[00:03.68]My son Brendan cried his first day of school.
[00:08.14]Even Mrs. Phillips, a kind, soft-spoken master of the six-year-old mind, could not coax him to a seat.
[00:15.65]His eyes streamed, his nose ran and he clung to me like a snail on a strawberry.
[00:22.41]I plucked him off and escaped.
[00:24.80]It wasn’t that Brendan didn’t like school.
[00:28.51]He just didn’t like being apart from me.
[00:31.45]We’d had some good times, he and I, in those preschool years.
[00:35.91]We played at the pool.
[00:37.54]We skated on quiet morning ice.
[00:39.94]We sampled half the treat tray at weekly neighborhood coffee parties.
[00:44.08]Now in Grade 1, Brendan was faced with five hours of wondering what I was doing with my day.
[00:51.05]Brendan always came home for lunch, the only one of his class not to eat at his desk.
[00:56.60]But once home, fed and hugged, a far-away look of longing would crease his gentle brow
[01:04.66]— he wanted to go back to school to play!
[01:07.49]So I walked him back, waited with him until he spotted someone he knew, then left.
[01:13.04]He told me once that he watched me until he couldn’t see me anymore, so I always walked fast and never looked back.
[01:20.56]One day when I took Brendan back after lunch, he spied a friend, kissed me goodbye, and scampered right off.
[01:28.29]I went, feeling pleased for him, celebrating his new independence, his entry into the first-grade social loop.
[01:36.67]Then — I didn’t know why — I glanced back.
[01:40.59]And there he was.
[01:42.45]The playground buzzed all around him, kids everywhere,
[01:45.82]and he stood, his chin tucked close, his body held small, his face intent but not sad, blowing me kisses.
[01:55.73]So brave, so unashamed, so completely loving, Brendan was watching me go.
[02:02.91]No book on mothering could have prepared me for that quick, raw glimpse into my child’s soul.
[02:09.13]My mind leaped 15 years ahead to him packing boxes and his dog grown old and him saying,
[02:16.10]“Dry up, Mom.

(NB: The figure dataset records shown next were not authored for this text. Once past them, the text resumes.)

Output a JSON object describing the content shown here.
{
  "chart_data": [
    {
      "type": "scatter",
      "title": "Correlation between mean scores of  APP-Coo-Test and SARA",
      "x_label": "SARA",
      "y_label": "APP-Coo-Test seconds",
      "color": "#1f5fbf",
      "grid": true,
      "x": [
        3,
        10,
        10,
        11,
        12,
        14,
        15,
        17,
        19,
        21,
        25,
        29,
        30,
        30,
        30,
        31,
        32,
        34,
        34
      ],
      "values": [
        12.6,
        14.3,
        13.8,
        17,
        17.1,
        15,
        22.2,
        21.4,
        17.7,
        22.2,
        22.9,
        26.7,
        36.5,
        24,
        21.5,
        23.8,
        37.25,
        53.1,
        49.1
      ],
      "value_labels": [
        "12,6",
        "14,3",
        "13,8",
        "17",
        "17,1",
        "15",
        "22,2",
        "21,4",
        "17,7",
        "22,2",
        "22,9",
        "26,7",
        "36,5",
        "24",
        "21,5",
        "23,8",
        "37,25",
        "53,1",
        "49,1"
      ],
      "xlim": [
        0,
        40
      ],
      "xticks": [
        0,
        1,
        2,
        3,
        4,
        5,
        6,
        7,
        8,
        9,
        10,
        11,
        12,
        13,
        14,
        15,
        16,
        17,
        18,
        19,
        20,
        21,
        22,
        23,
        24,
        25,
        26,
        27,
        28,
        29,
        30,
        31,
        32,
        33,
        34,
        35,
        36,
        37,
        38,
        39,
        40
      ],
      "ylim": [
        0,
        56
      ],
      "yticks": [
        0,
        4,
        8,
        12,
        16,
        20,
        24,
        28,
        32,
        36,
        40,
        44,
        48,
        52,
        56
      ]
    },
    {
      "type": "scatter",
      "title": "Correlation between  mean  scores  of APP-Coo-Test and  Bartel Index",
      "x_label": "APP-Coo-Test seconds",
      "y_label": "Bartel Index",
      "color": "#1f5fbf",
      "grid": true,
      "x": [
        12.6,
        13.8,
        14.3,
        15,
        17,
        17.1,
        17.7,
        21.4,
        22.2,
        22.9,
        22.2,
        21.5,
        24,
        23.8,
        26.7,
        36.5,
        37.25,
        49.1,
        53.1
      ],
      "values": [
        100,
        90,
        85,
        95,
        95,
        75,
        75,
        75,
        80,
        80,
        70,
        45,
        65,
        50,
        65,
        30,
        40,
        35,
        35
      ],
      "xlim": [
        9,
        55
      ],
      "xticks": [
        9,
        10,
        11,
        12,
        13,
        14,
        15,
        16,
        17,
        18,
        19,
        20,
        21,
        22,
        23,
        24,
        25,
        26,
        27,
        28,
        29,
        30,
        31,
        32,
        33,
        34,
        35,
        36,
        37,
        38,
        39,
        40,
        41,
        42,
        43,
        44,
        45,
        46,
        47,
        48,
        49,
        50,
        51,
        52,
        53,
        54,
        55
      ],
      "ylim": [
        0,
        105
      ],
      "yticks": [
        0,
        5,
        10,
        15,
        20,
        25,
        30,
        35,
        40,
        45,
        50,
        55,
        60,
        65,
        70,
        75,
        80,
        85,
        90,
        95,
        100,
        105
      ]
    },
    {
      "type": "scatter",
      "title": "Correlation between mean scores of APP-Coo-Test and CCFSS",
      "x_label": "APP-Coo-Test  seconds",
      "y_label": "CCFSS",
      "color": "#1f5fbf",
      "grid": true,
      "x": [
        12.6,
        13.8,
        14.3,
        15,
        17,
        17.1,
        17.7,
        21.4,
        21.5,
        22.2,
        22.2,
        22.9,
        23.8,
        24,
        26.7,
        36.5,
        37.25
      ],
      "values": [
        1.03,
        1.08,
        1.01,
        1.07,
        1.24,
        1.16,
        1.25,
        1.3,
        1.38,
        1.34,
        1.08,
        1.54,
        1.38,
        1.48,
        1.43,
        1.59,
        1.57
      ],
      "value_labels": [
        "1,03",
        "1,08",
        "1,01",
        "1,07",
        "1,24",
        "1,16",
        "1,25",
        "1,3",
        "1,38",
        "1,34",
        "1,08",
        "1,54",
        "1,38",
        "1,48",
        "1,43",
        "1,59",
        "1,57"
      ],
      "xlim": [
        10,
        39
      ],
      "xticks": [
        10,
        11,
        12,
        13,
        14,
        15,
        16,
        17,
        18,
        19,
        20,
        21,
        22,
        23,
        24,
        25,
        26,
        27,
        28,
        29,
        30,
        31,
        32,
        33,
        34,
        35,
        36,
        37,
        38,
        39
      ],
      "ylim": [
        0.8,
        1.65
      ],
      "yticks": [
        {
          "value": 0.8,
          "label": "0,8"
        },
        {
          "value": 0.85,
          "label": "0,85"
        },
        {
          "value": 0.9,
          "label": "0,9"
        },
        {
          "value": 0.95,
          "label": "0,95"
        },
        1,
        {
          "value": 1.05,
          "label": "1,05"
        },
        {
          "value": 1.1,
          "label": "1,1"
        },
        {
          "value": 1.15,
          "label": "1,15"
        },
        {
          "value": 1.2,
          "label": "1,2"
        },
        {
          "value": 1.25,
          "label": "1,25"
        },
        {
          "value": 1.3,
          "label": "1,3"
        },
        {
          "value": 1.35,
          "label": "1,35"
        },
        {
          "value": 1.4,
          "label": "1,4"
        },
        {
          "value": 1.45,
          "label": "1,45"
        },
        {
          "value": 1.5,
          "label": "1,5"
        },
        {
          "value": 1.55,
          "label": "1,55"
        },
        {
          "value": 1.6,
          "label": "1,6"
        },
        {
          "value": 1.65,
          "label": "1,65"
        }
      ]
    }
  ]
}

It’s not like I’m leaving the country.”
[02:19.36]In my mind I tore up the card every mother signs saying she’ll let her child go when he’s ready.
[02:25.49]I looked at my Brendan, his shirt tucked in, every button done up, his toes just turned in a bit, and I thought,
[02:33.59]“OK, you’re six for me forever.”
[02:37.96]With a smile I had to really dig for, I blew him a kiss, turned and walked away.